Dinner at Mak Panggong
     “Gangan Belitong? Apa itu” pertanyaan sumbang ku pada Dinda.
     “Makanan khas Belitong. Isinya campur-campur. Ada ikan, udang, cumi, lalapan, rendang, sambal belacan dan macam-macam.”
     Ya begitulah satu nampan besar yang terhidang di atas meja nan begitu menggugah selera siap untuk disantap. Selain menghadirkan makanan khas Belitong, resto yang beralamat di Jl. Madura No. 1 Tanjungpandan ini juga menyediakan menu-menu lain yang tidak kalah enaknya. Suasana malam hari juga mendukung kenyamanan dan ketenangan bagi para pengunjung. Dekorasi yang unik, menarik serta luas yang cukup lumayan menjadikan Mak Panggong memang sangat diminati bagi para wisatawan untuk memanjakan lidah.
     Sembari menunggu menu hidangan yang dipesan datang menghampiri meja, di sini para pengunjung juga dapat mencari atau bahkan membeli cendera mata berupa kaos atau batik khas Belitung. Memang sangat unik tentunya di dalam satu ruangan besar terdapat dua toko yang menjajakan oleh-oleh khas Belitong. Jika tidak berminat membeli pakaian-pakaian yang dipromosikan bisa juga tentunya membeli makanan atau madu khas dari ranah ini. Atau memang tidak kedua-duanya, silakan mencoba mengambil beberapa jepretan di lokasi ini teruma satu property yang menarik bagi saya adalah sebuah sepeda onhtel lengkap dengan atribut ladangnya Terindak, keranjang rotan dan  ambong.. What guess… sudah pasti tangan saya gatal untuk adu acting di ontel pelengkap warung ini.
Menu khas yang menggugah selera
Ontel tua menarik minat para pelanggan warung
     Tidak hanya itu yang cukup menarik perhatian saya. Saya sempat tersenyum heran melihat sebuah kaleng mirip corong yang biasa dipakai oleh penjual bensin eceran di pinggir jalan, terletak di atas meja. Ternyata itu adalah tempat tissue, sungguh kreatif bukan?
     Makan malam ditemanin sajian yang begitu mantap, suasana yang sangat akrab dan didendang merdu oleh laguan melayu adalah nikmat yang tak terbantahkan.

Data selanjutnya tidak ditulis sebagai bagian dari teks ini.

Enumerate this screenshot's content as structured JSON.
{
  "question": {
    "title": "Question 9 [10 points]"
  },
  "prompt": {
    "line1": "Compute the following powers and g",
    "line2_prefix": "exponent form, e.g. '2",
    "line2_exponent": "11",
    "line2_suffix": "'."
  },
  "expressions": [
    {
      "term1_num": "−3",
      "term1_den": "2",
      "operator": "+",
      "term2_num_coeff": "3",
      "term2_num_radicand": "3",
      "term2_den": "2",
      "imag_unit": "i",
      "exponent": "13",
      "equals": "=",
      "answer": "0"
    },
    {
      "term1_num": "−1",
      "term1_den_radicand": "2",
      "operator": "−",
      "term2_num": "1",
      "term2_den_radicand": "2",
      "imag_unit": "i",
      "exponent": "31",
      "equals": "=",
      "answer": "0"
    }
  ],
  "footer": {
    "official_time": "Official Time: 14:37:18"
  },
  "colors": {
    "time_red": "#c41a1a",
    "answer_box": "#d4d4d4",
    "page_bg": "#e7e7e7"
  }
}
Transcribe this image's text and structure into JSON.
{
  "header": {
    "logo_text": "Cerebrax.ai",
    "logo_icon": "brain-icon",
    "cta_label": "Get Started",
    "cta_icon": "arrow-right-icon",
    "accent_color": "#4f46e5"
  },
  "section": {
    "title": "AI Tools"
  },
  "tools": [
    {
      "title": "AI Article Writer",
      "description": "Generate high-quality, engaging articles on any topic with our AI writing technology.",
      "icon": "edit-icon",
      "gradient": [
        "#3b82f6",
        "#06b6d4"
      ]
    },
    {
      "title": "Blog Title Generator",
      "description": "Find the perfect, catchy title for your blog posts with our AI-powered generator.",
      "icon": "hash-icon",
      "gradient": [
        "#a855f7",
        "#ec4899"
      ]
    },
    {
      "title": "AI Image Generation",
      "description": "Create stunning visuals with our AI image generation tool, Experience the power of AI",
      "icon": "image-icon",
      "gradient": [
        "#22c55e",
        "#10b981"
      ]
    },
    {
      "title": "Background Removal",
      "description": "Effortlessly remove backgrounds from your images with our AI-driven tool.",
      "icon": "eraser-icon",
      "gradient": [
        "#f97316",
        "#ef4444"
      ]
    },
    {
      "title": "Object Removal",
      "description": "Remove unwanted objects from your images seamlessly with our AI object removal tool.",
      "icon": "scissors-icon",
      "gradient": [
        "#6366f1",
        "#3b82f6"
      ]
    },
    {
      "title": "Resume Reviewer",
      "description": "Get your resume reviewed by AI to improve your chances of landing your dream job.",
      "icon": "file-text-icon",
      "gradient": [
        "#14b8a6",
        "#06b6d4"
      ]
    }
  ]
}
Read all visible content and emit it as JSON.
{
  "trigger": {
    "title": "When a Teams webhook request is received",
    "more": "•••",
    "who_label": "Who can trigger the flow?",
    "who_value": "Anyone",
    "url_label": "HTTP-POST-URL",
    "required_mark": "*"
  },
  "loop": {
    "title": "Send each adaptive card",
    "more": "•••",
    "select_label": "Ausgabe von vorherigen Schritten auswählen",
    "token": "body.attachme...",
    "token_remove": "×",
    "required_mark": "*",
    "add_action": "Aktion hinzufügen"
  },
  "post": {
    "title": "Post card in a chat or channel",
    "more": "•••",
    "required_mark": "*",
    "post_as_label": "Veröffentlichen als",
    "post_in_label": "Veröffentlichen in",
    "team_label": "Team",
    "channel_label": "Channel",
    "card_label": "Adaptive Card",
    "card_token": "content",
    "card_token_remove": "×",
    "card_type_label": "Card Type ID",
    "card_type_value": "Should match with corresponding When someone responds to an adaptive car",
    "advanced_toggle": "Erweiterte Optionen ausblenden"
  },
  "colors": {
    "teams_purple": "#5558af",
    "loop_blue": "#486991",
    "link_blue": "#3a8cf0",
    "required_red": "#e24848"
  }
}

Dua toko di dalam warung menyambut kedatangan
Selamat malam Negri Laskar Pelangi …. Besok pagi kita jumpa lagi.

Minggu, 12 April 2015
Time to go the beach …
     Yes ….. The second day ini adalah waktunya untuk mengkerlingkan badan, mengeksotiskan kulit dan tentunya bertemu para penghuni bawah laut yang cantik-cantik. Secangkir teh hangat di pagi hari dan ditambah beberapa gorengan kriyuk yang dihidangkan oleh hotel sudah cukup lumayan menambah energy di pagi ini. Sang matahari pun tampak tersenyum dan siap memberi salam kehangatannya untuk sentaro Belitong. Keluar dari kamar sebelum turun, aku sempatkan terlebih dahulu menghirup udara segar pagi ini di balkon lantai dua. Memejamkan mata sejenak, menarik nafas dalam dan menyetel radio butut di telinga sembari mendendangkan lagu seroja.

Bunga seroja ….
Jangan bermenung .. oh adik berhati bingung…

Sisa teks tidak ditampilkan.